主持人:朱秋生在这个案子当中还算比较幸运,因为毕竟后来通过公安机关的努力,曹杰这个人还是找到了。而我们以前看过的一些诈骗案是首先通过某种渠道取得一个合法的经营执照,然后租一个豪华的写字楼煞有介事的办公,然后号称吸引投资伙伴来骗钱。这和今天这个案子共通的一点就是先弄一个“壳”,它的表现形式可以是奔驰车,也可以是豪华写字楼,最后的目的都是一样的。但是让我觉得很奇怪的就是,为什么一个“壳”就能够有这么成功的诈骗?
曲新久:这就在于我们国家诚信制度的建立还在初步之中,像曹杰这种情况,他已经有犯罪记录,在工商部门当中,在公安机关当中都应该有记录,如果我们有专门的机构来对这个信息进行评估的话,他有这样不良的记录,他就不能够再做公司的老总。如果我们信用制度建立了,像这样一种骗局就很难成功。

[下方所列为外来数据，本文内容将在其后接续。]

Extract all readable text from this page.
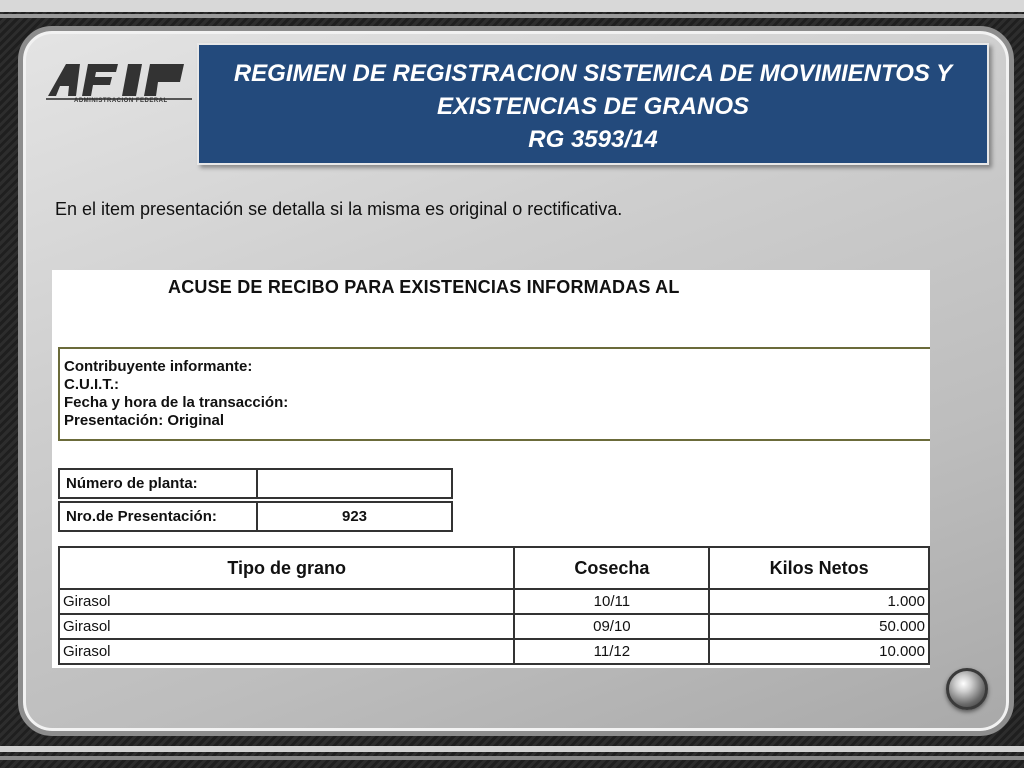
ADMINISTRACION FEDERAL
REGIMEN DE REGISTRACION SISTEMICA DE MOVIMIENTOS Y
EXISTENCIAS DE GRANOS
RG 3593/14
En el item presentación se detalla si la misma es original o rectificativa.
ACUSE DE RECIBO PARA EXISTENCIAS INFORMADAS AL
Contribuyente informante:
C.U.I.T.:
Fecha y hora de la transacción:
Presentación: Original
Número de planta:	

Nro.de Presentación:	923
Tipo de grano	Cosecha	Kilos Netos
Girasol	10/11	1.000
Girasol	09/10	50.000
Girasol	11/12	10.000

主持人:从去年开始,我们国家提出用5年的时间初步建立起来社会信用体系的基本框架和运行机制,而我们现在所知道的情况是有些行业和部门已经开始在自己的局部范围内进行这种体系的尝试。
深圳市的个人信用系统目前已向社会开放,存在着不良信用记录的市民即使到银行办理信用卡也可能遭到拒绝。
全国海关对企业实施行业信用管理,目前向社会公布了第一批进出口企业“黑名单”,这些企业均有走私行为。
近日最高人民检察院牵头建立工程建设领域“行贿人犯罪黑名单”,对于被黑名单记录的单位或个人有关部门可以拒绝其进入本地区的建筑市场。
主持人:信用是我们一个个人和一个团体一个企业在社会能够真正立足的最起码的基础,而到了信用体系真正建立的那一天,我们还是希望朱秋生和我们每一个公民都能够主动地利用这些体系,来识破一个又一个的骗局,避免自己陷入各种各样的麻烦。